Precipitation is the condensation of atmospheric moisture from water vapour to a liquid (rain) or solid (hail or snow) state, whereupon it falls towards the Earth’s surface under gravity (UNESCO 2009). Precipitation does not always reach the surface of the earth before it evaporates, but when it does, it is either absorbed into the soil where it becomes soil water or groundwater, or it forms runoff and drains into streams, rivers or other water bodies. Most southern African countries experience precipitation only as rain.
Evapotranspiration is the combined process of evaporation and transpiration:
Evaporation refers to the loss of water from the surface of the earth, streams, rivers and water bodies and from soil and plant surfaces. Liquid water changes into vapour, driven by both sunlight and aerodynamic effects such as wind and varying humidity (Jones 1997). Factors that govern evaporation are energy supply, vapour transport and supply of moisture at the evaporative surface (soil moisture level). The first two affect evaporation from open water bodies, such as reservoirs, lakes or river surfaces. All three factors affect the amount of evapotranspiration from moist soil.

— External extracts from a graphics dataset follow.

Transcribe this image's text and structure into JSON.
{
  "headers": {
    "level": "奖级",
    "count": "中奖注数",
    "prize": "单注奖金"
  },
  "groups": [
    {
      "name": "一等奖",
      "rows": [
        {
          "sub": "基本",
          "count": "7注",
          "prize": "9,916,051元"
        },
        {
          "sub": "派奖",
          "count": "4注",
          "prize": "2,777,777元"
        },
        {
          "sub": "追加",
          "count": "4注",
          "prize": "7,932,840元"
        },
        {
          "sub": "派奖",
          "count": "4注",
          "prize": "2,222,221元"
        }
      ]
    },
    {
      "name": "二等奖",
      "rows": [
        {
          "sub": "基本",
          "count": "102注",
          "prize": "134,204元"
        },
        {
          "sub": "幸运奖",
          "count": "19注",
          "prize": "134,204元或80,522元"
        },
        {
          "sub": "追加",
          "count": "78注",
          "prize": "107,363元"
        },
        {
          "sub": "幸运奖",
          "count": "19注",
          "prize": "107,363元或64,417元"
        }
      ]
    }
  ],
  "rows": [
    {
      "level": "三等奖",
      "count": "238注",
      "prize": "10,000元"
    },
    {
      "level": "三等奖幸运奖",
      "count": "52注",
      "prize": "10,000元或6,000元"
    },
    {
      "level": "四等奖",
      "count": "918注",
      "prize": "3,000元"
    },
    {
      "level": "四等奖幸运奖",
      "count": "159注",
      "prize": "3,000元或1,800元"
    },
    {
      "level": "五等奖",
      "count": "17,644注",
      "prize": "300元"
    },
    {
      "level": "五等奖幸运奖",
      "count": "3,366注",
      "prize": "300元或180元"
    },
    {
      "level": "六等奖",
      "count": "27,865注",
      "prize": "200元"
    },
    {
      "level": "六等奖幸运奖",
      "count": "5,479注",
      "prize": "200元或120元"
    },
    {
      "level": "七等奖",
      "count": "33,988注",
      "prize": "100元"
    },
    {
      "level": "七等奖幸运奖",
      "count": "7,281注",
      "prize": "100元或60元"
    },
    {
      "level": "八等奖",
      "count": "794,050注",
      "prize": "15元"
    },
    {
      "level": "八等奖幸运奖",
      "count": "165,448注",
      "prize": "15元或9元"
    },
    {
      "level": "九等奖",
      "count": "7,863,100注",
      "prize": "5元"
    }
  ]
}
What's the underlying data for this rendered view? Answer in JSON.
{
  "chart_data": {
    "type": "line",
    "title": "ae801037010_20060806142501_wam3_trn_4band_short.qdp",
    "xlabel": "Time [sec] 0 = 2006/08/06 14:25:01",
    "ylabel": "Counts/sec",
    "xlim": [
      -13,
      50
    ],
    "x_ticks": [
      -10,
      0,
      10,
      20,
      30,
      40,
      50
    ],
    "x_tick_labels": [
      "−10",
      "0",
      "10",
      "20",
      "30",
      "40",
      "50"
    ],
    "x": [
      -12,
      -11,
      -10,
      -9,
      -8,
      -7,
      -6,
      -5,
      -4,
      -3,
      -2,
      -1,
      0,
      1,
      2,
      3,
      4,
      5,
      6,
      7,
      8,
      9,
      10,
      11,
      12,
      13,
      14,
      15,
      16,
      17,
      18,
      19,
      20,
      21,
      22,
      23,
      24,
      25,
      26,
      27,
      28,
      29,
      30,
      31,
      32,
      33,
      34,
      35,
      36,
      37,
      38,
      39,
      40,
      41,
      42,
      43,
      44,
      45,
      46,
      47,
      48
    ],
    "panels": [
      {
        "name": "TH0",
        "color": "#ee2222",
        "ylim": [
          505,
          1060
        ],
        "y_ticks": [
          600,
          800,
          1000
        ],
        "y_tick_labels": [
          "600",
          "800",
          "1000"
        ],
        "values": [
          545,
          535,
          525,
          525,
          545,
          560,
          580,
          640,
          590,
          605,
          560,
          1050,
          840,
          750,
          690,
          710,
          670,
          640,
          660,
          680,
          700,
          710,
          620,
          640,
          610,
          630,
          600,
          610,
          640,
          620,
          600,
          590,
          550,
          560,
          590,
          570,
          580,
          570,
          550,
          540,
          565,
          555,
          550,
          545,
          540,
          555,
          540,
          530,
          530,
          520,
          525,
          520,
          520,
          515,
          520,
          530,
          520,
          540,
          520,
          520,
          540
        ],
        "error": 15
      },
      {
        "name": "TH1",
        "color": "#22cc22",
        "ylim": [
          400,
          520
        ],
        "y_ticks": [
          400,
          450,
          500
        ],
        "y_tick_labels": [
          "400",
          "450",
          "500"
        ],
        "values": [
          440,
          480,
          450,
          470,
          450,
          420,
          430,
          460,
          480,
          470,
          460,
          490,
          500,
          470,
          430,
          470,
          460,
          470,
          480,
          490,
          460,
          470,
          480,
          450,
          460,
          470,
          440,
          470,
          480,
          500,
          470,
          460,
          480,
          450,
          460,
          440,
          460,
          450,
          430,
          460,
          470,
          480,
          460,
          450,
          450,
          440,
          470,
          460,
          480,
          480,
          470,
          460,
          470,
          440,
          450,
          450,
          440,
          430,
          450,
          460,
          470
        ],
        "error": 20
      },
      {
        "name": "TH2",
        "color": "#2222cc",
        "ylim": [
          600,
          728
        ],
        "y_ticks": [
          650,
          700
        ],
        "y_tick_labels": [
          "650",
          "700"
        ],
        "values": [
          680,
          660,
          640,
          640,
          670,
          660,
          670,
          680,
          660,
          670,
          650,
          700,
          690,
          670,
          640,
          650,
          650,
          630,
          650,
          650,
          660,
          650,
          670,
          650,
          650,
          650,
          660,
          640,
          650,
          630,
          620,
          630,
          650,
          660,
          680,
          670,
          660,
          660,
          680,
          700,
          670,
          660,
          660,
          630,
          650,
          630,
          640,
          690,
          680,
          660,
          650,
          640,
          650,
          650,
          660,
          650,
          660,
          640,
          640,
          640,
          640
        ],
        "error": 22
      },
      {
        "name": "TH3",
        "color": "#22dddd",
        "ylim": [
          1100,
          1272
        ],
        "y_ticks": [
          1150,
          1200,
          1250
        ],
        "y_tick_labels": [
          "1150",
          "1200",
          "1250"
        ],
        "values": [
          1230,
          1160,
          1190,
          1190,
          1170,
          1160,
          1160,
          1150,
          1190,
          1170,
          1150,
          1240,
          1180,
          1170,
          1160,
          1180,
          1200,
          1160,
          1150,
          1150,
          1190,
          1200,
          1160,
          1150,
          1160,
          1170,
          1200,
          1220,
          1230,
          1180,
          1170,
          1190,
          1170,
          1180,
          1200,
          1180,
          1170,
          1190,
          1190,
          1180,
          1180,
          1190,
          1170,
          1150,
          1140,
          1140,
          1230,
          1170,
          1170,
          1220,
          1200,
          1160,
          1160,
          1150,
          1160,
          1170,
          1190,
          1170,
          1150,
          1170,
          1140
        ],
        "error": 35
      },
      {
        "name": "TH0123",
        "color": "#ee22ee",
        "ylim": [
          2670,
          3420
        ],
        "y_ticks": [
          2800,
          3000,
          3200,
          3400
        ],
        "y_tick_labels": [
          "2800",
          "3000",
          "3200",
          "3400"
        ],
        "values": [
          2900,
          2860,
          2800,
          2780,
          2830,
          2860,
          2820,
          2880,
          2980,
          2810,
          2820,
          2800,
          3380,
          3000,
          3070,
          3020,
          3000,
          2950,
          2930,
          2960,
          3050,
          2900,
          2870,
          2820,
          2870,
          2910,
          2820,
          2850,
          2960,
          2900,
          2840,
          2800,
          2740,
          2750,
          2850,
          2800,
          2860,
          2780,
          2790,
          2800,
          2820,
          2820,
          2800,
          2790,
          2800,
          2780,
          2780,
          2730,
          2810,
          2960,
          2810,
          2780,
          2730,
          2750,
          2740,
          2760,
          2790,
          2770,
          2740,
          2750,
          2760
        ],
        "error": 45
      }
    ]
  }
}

Transpiration is similar to evaporation. It is the process where water contained in liquid form in plants is converted to vapor and released to the atmosphere via a plants stomata and lenticels.
The amount of evapotranspiration occurring in an area is determined by meteorological factors such as wind, air humidity, solar energy, latitude, lapse rate, etc. There are several methods for calculating evapotranspiration; however, the Penman-Monteith Method is widely used and recommended by the United Nations Food and Agriculture Organisation (FAO 1993).